The approach for multi-class classification is called one-vs-all (also written one-vs-rest). The idea is simple and elegant: reduce the multi-class problem to a set of binary problems, one for each class.

Suppose you have $K$ classes. For each class $k \in \{1, 2, \ldots, K\}$ :

Relabel the training data: examples belonging to class $k$ get label 1 (positive), all other examples get label 0 (negative)
Train a standard binary logistic regression classifier $h^{(k)}_\theta(x)$ on this relabelled data
This classifier learns to answer the question: "Is this example class $k$ , or not?"

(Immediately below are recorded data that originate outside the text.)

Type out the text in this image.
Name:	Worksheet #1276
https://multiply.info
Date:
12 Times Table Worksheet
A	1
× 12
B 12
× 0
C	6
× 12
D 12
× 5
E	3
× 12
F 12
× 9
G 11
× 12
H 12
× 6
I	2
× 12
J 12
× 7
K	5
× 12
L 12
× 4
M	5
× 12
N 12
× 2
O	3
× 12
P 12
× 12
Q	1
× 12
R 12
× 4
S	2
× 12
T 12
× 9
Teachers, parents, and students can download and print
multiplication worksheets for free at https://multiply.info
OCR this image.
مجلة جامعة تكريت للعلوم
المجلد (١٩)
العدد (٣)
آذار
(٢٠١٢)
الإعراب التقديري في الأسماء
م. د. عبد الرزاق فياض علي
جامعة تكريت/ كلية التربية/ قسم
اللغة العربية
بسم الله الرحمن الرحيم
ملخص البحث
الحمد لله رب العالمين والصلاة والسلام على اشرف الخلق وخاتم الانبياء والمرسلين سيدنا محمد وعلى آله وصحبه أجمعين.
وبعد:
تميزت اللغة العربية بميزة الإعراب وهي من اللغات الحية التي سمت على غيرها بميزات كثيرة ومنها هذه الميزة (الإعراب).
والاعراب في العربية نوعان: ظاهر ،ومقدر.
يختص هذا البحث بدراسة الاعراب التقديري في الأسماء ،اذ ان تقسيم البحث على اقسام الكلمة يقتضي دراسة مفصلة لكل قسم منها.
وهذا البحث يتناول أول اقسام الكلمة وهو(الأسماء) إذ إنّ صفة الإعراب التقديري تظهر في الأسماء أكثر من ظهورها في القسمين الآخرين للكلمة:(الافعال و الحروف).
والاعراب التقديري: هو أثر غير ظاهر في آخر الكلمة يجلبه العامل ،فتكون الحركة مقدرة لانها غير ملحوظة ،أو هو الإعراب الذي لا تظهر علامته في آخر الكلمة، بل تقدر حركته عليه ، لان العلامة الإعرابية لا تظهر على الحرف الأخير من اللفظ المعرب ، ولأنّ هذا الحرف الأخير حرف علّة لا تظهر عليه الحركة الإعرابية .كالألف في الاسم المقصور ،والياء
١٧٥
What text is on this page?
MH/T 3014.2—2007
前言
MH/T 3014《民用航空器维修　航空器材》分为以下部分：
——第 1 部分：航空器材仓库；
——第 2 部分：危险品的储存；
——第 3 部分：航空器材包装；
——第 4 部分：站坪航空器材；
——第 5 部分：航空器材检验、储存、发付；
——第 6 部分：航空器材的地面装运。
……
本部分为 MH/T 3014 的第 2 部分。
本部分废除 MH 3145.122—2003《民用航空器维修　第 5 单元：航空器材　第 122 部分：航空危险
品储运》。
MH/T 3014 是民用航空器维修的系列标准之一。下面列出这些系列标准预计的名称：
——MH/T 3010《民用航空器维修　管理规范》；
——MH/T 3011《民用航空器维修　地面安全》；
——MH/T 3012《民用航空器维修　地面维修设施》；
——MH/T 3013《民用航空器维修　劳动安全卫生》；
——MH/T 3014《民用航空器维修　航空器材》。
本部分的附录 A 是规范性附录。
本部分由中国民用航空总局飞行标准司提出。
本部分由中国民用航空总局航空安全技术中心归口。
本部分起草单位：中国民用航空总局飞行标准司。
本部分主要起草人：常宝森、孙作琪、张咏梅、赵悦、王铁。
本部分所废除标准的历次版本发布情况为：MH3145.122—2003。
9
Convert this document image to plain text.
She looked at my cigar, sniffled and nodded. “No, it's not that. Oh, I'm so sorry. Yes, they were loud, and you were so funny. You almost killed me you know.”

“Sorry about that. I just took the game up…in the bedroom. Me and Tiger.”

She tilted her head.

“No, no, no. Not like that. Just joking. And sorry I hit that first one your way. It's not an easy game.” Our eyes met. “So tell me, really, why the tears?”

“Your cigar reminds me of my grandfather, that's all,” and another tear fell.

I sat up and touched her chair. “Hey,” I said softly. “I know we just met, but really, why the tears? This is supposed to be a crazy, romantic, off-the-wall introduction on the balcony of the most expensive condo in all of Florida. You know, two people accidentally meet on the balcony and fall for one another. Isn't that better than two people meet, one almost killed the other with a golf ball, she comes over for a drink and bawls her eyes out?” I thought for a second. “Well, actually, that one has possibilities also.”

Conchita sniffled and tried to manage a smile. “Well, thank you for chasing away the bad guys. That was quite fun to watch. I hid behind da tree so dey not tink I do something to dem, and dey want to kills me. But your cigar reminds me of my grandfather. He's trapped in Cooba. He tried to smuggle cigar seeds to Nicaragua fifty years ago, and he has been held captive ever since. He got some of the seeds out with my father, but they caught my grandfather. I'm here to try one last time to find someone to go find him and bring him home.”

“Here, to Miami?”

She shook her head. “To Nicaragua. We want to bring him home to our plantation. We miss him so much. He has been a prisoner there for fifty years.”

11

After training, you have $K$ separate classifiers, each specialised to detect one class versus everything else.

Making predictions on a new example $x$ : run all $K$ classifiers and pick the class whose classifier outputs the highest probability:

$\hat{y} = \arg\max_k\ h^{(k)}_\theta(x)$

The class whose classifier is most confident that the example belongs to it wins.

The geometric picture: each binary classifier learns its own decision boundary, separating one class from the rest of the space. Together the $K$ boundaries partition the feature space into regions, one per class. A new point falls into the region where the corresponding classifier fires most strongly.

[!NOTE] One-vs-all is a meta-algorithm — a way to extend any binary classifier to multiple classes. It works with logistic regression but also with SVMs and other models. Its main limitation is that the classifiers are trained independently: classifier 1 does not know what classifiers 2 and 3 are learning. More sophisticated multi-class approaches train jointly, but one-vs-all is the right starting point and performs well in practice.

Summary

Logistic regression is the foundational classification algorithm, and probably the most widely used single ML model in practice.

The key ideas in order:

Linear regression fails for classification because its output is unbounded and sensitive to outliers. We need a hypothesis that outputs values in $[0, 1]$ .

The sigmoid function $g(z) = \frac{1}{1 + e^{-z}}$ achieves this. The logistic regression hypothesis is $h_\theta(x) = g(\theta^T x)$ , interpreted as the probability that $y = 1$ .

The decision boundary is the set of points where $\theta^T x = 0$ . It separates the predicted positive and negative regions. With polynomial features it can be nonlinear.

The squared error cost function is non-convex when combined with the sigmoid — gradient descent would not reliably find the global minimum. The correct cost function is binary cross-entropy (log loss), which is convex and has a maximum likelihood justification.

The gradient descent update for logistic regression has the same algebraic form as for linear regression — only the hypothesis $h_\theta(x)$ differs.

Multi-class classification with $K > 2$ classes is handled by one-vs-all: train $K$ binary classifiers, one per class, and at prediction time pick the class with highest confidence.

Logistic regression is not the final word in classification — neural networks, SVMs, and tree-based methods all extend and improve upon it in different ways. But it is the starting point every practitioner needs to understand deeply, because the ideas here recur constantly: sigmoid outputs, cross-entropy loss, and probabilistic interpretation are all central to deep learning as well.